From Hilton Head, Dennett took a one-hour trip by packet boat to Beaufort, and then went over to St Helena Island. And on St Helena he talked with former slaves (called Freedman) as well as a just-arrived northerner entrepreneur who was attempting to cultivate cotton.
“To them (Freedman) he proposed that they should work for him for wages in money; they proposed that he should give them half the crop as their wages, which he refused to do.”
The Freedmen relied on Order No. 8 from General Saxton that specified that anyone working ‘shares’ should get one-half of the cotton raised.
While this dispute was under way the former slaves had moved back into their homes on the plantation, and now the new owner demanded that they leave these homes or sign his contract.
“The threat alone was sufficient, and the signatures of the laborers were at once given.”
But the just arrived planter discovered their were other problems — a summer drought and an August invasion of caterpillars “made for a very unsatisfactory result.”
In addition to natural setbacks, the Freedman did not want to go into the marshes and collect mud and marsh grass and use this mixture to fertilize the cotton fields.
According to another northern planter, “The collection of marsh grass and marsh mud for manure is a branch of farm work comparatively disagreeable, and the Negroes will not undertake it except at a price which is altogether exorbitant.”

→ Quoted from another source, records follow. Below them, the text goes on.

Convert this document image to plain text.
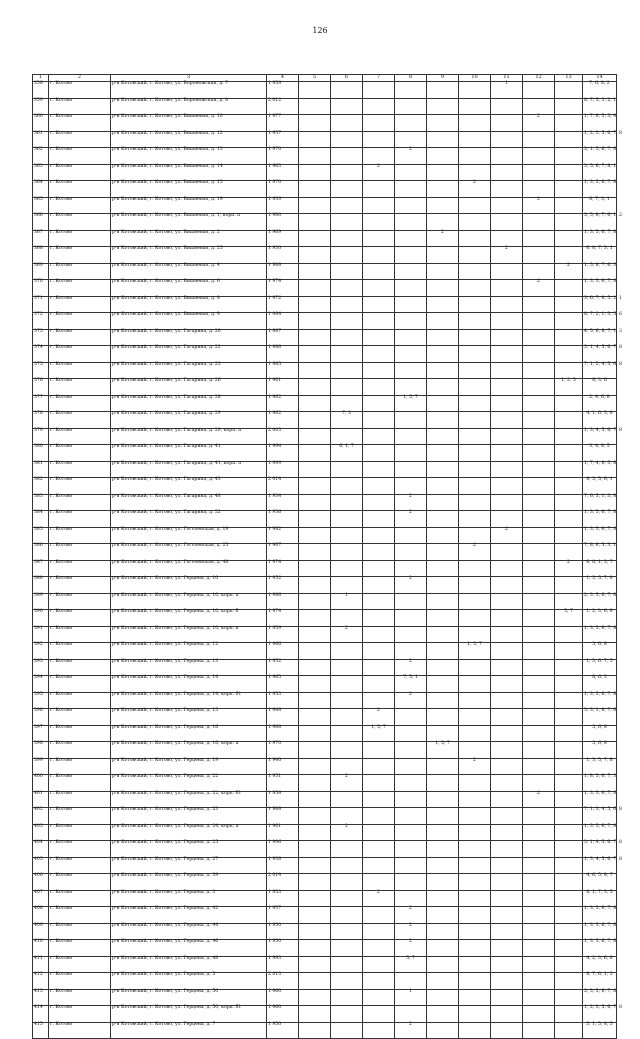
126
1	2	3	4	5	6	7	8	9	10	11	12	13	14
358	г. Котово	р-н Котовский, г. Котово, ул. Воронежская, д. 7	1 959							1			7, 6, 8, 2
359	г. Котово	р-н Котовский, г. Котово, ул. Воронежская, д. 8	2 012										8, 7, 5, 3, 2, 1
360	г. Котово	р-н Котовский, г. Котово, ул. Вишневая, д. 10	1 977								2		1, 7, 6, 5, 3, 4
361	г. Котово	р-н Котовский, г. Котово, ул. Вишневая, д. 12	1 957										1, 2, 3, 5, 6, 7, 8
362	г. Котово	р-н Котовский, г. Котово, ул. Вишневая, д. 13	1 970				2						3, 1, 5, 6, 7, 8
363	г. Котово	р-н Котовский, г. Котово, ул. Вишневая, д. 14	1 963			2							3, 5, 6, 7, 8, 1
364	г. Котово	р-н Котовский, г. Котово, ул. Вишневая, д. 15	1 970						2				1, 3, 5, 6, 7, 8
365	г. Котово	р-н Котовский, г. Котово, ул. Вишневая, д. 19	1 939								2		8, 7, 3, 1
366	г. Котово	р-н Котовский, г. Котово, ул. Вишневая, д. 1, корп. а	1 980										3, 5, 8, 7, 6, 1, 2
367	г. Котово	р-н Котовский, г. Котово, ул. Вишневая, д. 2	1 969					2					1, 3, 5, 6, 7, 8
368	г. Котово	р-н Котовский, г. Котово, ул. Вишневая, д. 25	1 930							2			6, 8, 7, 3, 1
369	г. Котово	р-н Котовский, г. Котово, ул. Вишневая, д. 4	1 988									2	1, 5, 8, 7, 6, 3
370	г. Котово	р-н Котовский, г. Котово, ул. Вишневая, д. 6	1 974								2		1, 3, 5, 6, 7, 8
371	г. Котово	р-н Котовский, г. Котово, ул. Вишневая, д. 8	1 972										3, 6, 7, 8, 5, 2, 1
372	г. Котово	р-н Котовский, г. Котово, ул. Вишневая, д. 9	1 984										8, 7, 2, 1, 3, 5, 6
373	г. Котово	р-н Котовский, г. Котово, ул. Гагарина, д. 20	1 987										4, 5, 6, 8, 7, 1, 3
374	г. Котово	р-н Котовский, г. Котово, ул. Гагарина, д. 22	1 988										3, 1, 4, 5, 6, 7, 8
375	г. Котово	р-н Котовский, г. Котово, ул. Гагарина, д. 23	1 985										7, 1, 2, 4, 5, 6, 8
376	г. Котово	р-н Котовский, г. Котово, ул. Гагарина, д. 26	1 961									1, 2, 5	8, 3, 6
377	г. Котово	р-н Котовский, г. Котово, ул. Гагарина, д. 28	1 962				1, 5, 7						2, 4, 6, 8
378	г. Котово	р-н Котовский, г. Котово, ул. Гагарина, д. 29	1 962		7, 3								4, 1, 6, 5, 8
379	г. Котово	р-н Котовский, г. Котово, ул. Гагарина, д. 29, корп. а	2 003										1, 3, 4, 5, 6, 7, 8
380	г. Котово	р-н Котовский, г. Котово, ул. Гагарина, д. 41	1 994		6, 1, 7								3, 4, 8, 5
381	г. Котово	р-н Котовский, г. Котово, ул. Гагарина, д. 41, корп. а	1 999										1, 7, 4, 6, 5, 8
382	г. Котово	р-н Котовский, г. Котово, ул. Гагарина, д. 43	2 014										8, 3, 5, 6, 1
383	г. Котово	р-н Котовский, г. Котово, ул. Гагарина, д. 48	1 934				2						7, 6, 5, 1, 3, 8
384	г. Котово	р-н Котовский, г. Котово, ул. Гагарина, д. 52	1 956				2						1, 3, 5, 6, 7, 8
385	г. Котово	р-н Котовский, г. Котово, ул. Гоголевская, д. 19	1 982							2			1, 3, 5, 6, 7, 8
386	г. Котово	р-н Котовский, г. Котово, ул. Гоголевская, д. 25	1 967						2				7, 8, 6, 5, 3, 1
387	г. Котово	р-н Котовский, г. Котово, ул. Гоголевская, д. 48	1 974									2	6, 8, 1, 3, 7
388	г. Котово	р-н Котовский, г. Котово, ул. Герцена, д. 10	1 952				2						1, 3, 5, 7, 8
389	г. Котово	р-н Котовский, г. Котово, ул. Герцена, д. 10, корп. а	1 986		1								2, 3, 5, 6, 7, 8
390	г. Котово	р-н Котовский, г. Котово, ул. Герцена, д. 10, корп. б	1 974									5, 7	1, 2, 3, 6, 8
391	г. Котово	р-н Котовский, г. Котово, ул. Герцена, д. 10, корп. в	1 959		2								1, 3, 5, 6, 7, 8
392	г. Котово	р-н Котовский, г. Котово, ул. Герцена, д. 12	1 966						1, 5, 7				3, 6, 8
393	г. Котово	р-н Котовский, г. Котово, ул. Герцена, д. 13	1 952				2						1, 3, 6, 7, 5
394	г. Котово	р-н Котовский, г. Котово, ул. Герцена, д. 14	1 965				7, 5, 1						8, 6, 3
395	г. Котово	р-н Котовский, г. Котово, ул. Герцена, д. 14, корп. б1	1 953				2						1, 3, 5, 6, 7, 8
396	г. Котово	р-н Котовский, г. Котово, ул. Герцена, д. 15	1 948			2							5, 3, 1, 8, 7, 6
397	г. Котово	р-н Котовский, г. Котово, ул. Герцена, д. 16	1 968			1, 5, 7							3, 6, 8
398	г. Котово	р-н Котовский, г. Котово, ул. Герцена, д. 16, корп. а	1 970					1, 5, 7					3, 6, 8
399	г. Котово	р-н Котовский, г. Котово, ул. Герцена, д. 19	1 940						2				1, 3, 5, 7, 8
400	г. Котово	р-н Котовский, г. Котово, ул. Герцена, д. 22	1 951		2								1, 8, 5, 6, 7, 3
401	г. Котово	р-н Котовский, г. Котово, ул. Герцена, д. 22, корп. б1	1 958								2		1, 3, 5, 6, 7, 8
402	г. Котово	р-н Котовский, г. Котово, ул. Герцена, д. 23	1 988										7, 1, 3, 4, 5, 6, 8
403	г. Котово	р-н Котовский, г. Котово, ул. Герцена, д. 24, корп. а	1 961		2								1, 3, 5, 6, 7, 8
404	г. Котово	р-н Котовский, г. Котово, ул. Герцена, д. 25	1 996										3, 1, 4, 5, 6, 7, 8
405	г. Котово	р-н Котовский, г. Котово, ул. Герцена, д. 27	1 938										1, 3, 4, 5, 6, 7, 8
406	г. Котово	р-н Котовский, г. Котово, ул. Герцена, д. 39	2 014										4, 6, 5, 8, 7
407	г. Котово	р-н Котовский, г. Котово, ул. Герцена, д. 3	1 953			2							8, 1, 7, 3, 5
408	г. Котово	р-н Котовский, г. Котово, ул. Герцена, д. 42	1 957				2						1, 3, 5, 6, 7, 8
409	г. Котово	р-н Котовский, г. Котово, ул. Герцена, д. 44	1 950				2						1, 3, 5, 6, 7, 8
410	г. Котово	р-н Котовский, г. Котово, ул. Герцена, д. 46	1 950				2						1, 3, 5, 6, 7, 8
411	г. Котово	р-н Котовский, г. Котово, ул. Герцена, д. 48	1 993				5, 7						4, 2, 3, 6, 8
412	г. Котово	р-н Котовский, г. Котово, ул. Герцена, д. 5	2 013										8, 7, 6, 1, 2
413	г. Котово	р-н Котовский, г. Котово, ул. Герцена, д. 50	1 960				1						2, 3, 5, 6, 7, 8
414	г. Котово	р-н Котовский, г. Котово, ул. Герцена, д. 50, корп. б1	1 960										1, 2, 3, 5, 6, 7, 8
415	г. Котово	р-н Котовский, г. Котово, ул. Герцена, д. 7	1 950				2						3, 1, 5, 8, 5
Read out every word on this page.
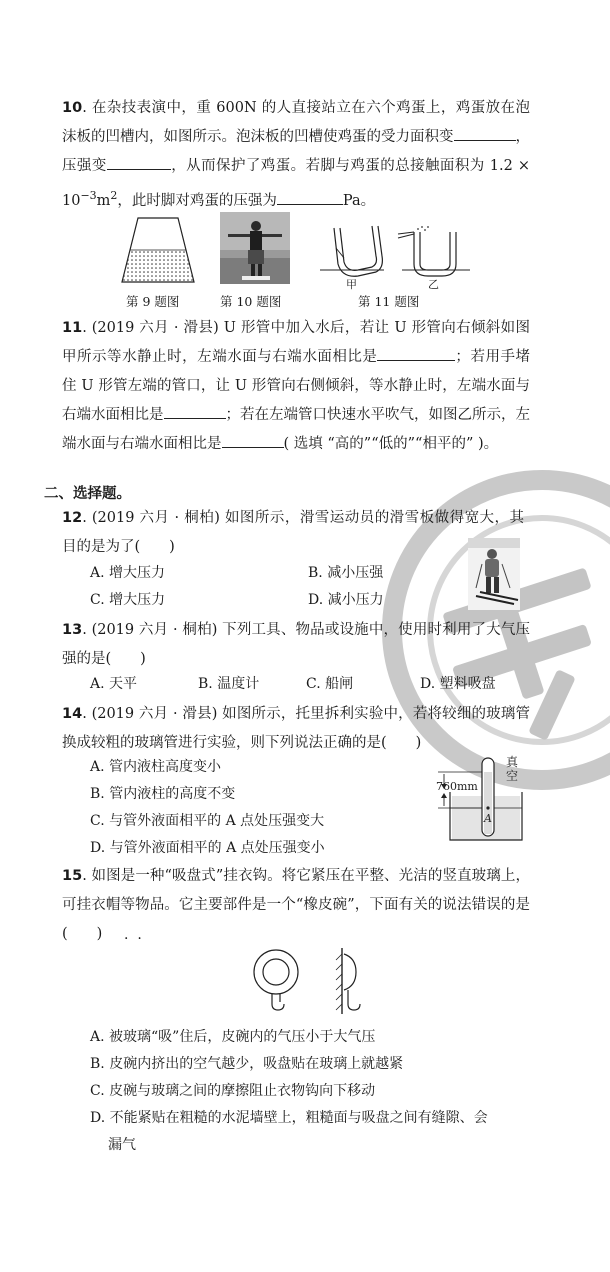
10. 在杂技表演中，重 600N 的人直接站立在六个鸡蛋上，鸡蛋放在泡沫板的凹槽内，如图所示。泡沫板的凹槽使鸡蛋的受力面积变	，压强变	，从而保护了鸡蛋。若脚与鸡蛋的总接触面积为 $1.2 \times 10^{-3}m^2$，此时脚对鸡蛋的压强为	Pa。
第 9 题图	第 10 题图
甲	乙
第 11 题图
11. (2019 六月 · 滑县) U 形管中加入水后，若让 U 形管向右倾斜如图甲所示等水静止时，左端水面与右端水面相比是	；若用手堵住 U 形管左端的管口，让 U 形管向右侧倾斜，等水静止时，左端水面与右端水面相比是	；若在左端管口快速水平吹气，如图乙所示，左端水面与右端水面相比是	( 选填 “高的”“低的”“相平的” )。
二、选择题。
12. (2019 六月 · 桐柏) 如图所示，滑雪运动员的滑雪板做得宽大，其目的是为了(　　)
A. 增大压力	B. 减小压强
C. 增大压力	D. 减小压力
13. (2019 六月 · 桐柏) 下列工具、物品或设施中，使用时利用了大气压强的是(　　)
A. 天平	B. 温度计	C. 船闸	D. 塑料吸盘
14. (2019 六月 · 滑县) 如图所示，托里拆利实验中，若将较细的玻璃管换成较粗的玻璃管进行实验，则下列说法正确的是(　　)
A. 管内液柱高度变小
B. 管内液柱的高度不变
C. 与管外液面相平的 A 点处压强变大
D. 与管外液面相平的 A 点处压强变小
760mm
真
空
A
15. 如图是一种“吸盘式”挂衣钩。将它紧压在平整、光洁的竖直玻璃上，可挂衣帽等物品。它主要部件是一个“橡皮碗”，下面有关的说法错误的是(　　)	·  ·
A. 被玻璃“吸”住后，皮碗内的气压小于大气压
B. 皮碗内挤出的空气越少，吸盘贴在玻璃上就越紧
C. 皮碗与玻璃之间的摩擦阻止衣物钩向下移动
D. 不能紧贴在粗糙的水泥墙壁上，粗糙面与吸盘之间有缝隙、会
漏气
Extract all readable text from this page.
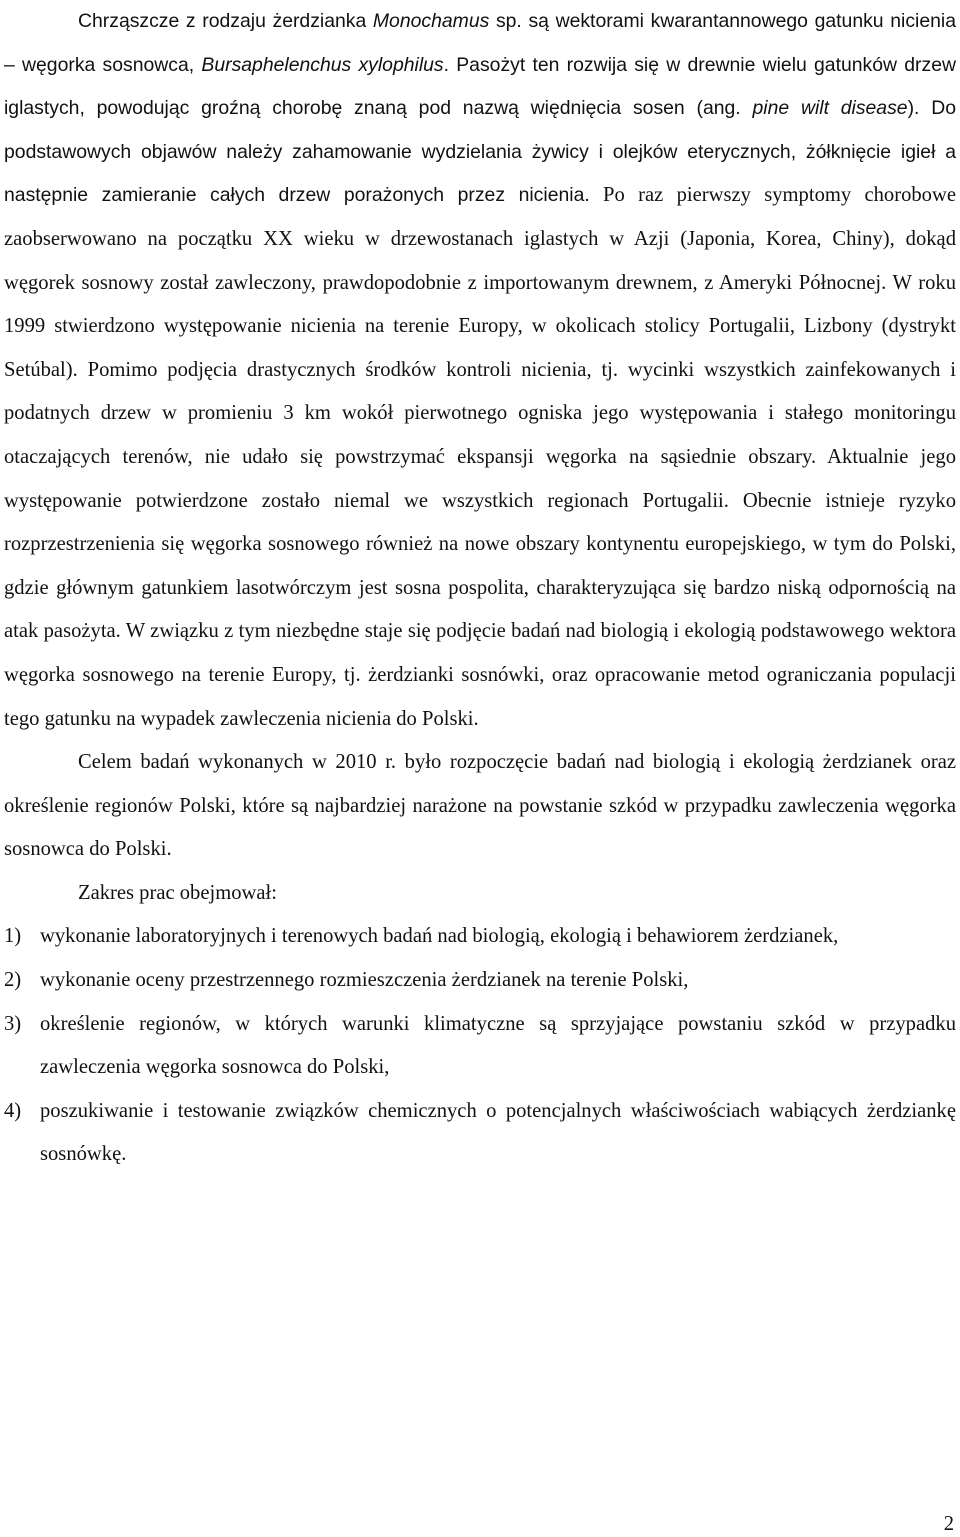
Chrząszcze z rodzaju żerdzianka Monochamus sp. są wektorami kwarantannowego gatunku nicienia – węgorka sosnowca, Bursaphelenchus xylophilus. Pasożyt ten rozwija się w drewnie wielu gatunków drzew iglastych, powodując groźną chorobę znaną pod nazwą więdnięcia sosen (ang. pine wilt disease). Do podstawowych objawów należy zahamowanie wydzielania żywicy i olejków eterycznych, żółknięcie igieł a następnie zamieranie całych drzew porażonych przez nicienia. Po raz pierwszy symptomy chorobowe zaobserwowano na początku XX wieku w drzewostanach iglastych w Azji (Japonia, Korea, Chiny), dokąd węgorek sosnowy został zawleczony, prawdopodobnie z importowanym drewnem, z Ameryki Północnej. W roku 1999 stwierdzono występowanie nicienia na terenie Europy, w okolicach stolicy Portugalii, Lizbony (dystrykt Setúbal). Pomimo podjęcia drastycznych środków kontroli nicienia, tj. wycinki wszystkich zainfekowanych i podatnych drzew w promieniu 3 km wokół pierwotnego ogniska jego występowania i stałego monitoringu otaczających terenów, nie udało się powstrzymać ekspansji węgorka na sąsiednie obszary. Aktualnie jego występowanie potwierdzone zostało niemal we wszystkich regionach Portugalii. Obecnie istnieje ryzyko rozprzestrzenienia się węgorka sosnowego również na nowe obszary kontynentu europejskiego, w tym do Polski, gdzie głównym gatunkiem lasotwórczym jest sosna pospolita, charakteryzująca się bardzo niską odpornością na atak pasożyta. W związku z tym niezbędne staje się podjęcie badań nad biologią i ekologią podstawowego wektora węgorka sosnowego na terenie Europy, tj. żerdzianki sosnówki, oraz opracowanie metod ograniczania populacji tego gatunku na wypadek zawleczenia nicienia do Polski.

Celem badań wykonanych w 2010 r. było rozpoczęcie badań nad biologią i ekologią żerdzianek oraz określenie regionów Polski, które są najbardziej narażone na powstanie szkód w przypadku zawleczenia węgorka sosnowca do Polski.

Zakres prac obejmował:

1) wykonanie laboratoryjnych i terenowych badań nad biologią, ekologią i behawiorem żerdzianek,
2) wykonanie oceny przestrzennego rozmieszczenia żerdzianek na terenie Polski,
3) określenie regionów, w których warunki klimatyczne są sprzyjające powstaniu szkód w przypadku zawleczenia węgorka sosnowca do Polski,
4) poszukiwanie i testowanie związków chemicznych o potencjalnych właściwościach wabiących żerdziankę sosnówkę.
2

While all of these factors reduced cotton production on St Helena, the Freedman’s Bureau was subdividing the large plantations and selling small tracts, 5- and 10-acre parcels, to the former slaves for $5 an acre.
When the Freedman got their piece of land, they also got a measure of independence. They could grow corn, sweet potatoes and string beans and not be wholly dependent on their employer. They didn’t like hauling mud out of the marshes and now, for the first time, they could say “no.”
“The gentleman who carried on this plantation was of the opinion that before cotton-raising in the Sea Islands could become either a profitable or pleasant occupation it would be necessary to make a complete change in the system of labor. The fault of the present plan lay in the fact that the employer had no control over his laborers. They worked when they pleased and at what they pleased and only so long as they pleased. It was a fault that made the system almost unendurable.”
Cotton, as a crop, did not immediately leave Beaufort County but it began its migration to Texas and California where large tract, mechanically assisted farming made it profitable. Eventually the Boll Weevil arrived and forever ended the dominance of long staple, Sea Island cotton as a local export. These days India and China outproduce Texas, California, Mississippi and Arizona.
After leaving Beaufort, Dennett traveled west to Louisiana, sharing railroad carriages with penniless planters, former slaves and former Confederate soldiers. He eventually sent 36 articles back to The Nation. He worked as an editor for The Nation until shortly before his death in 1874.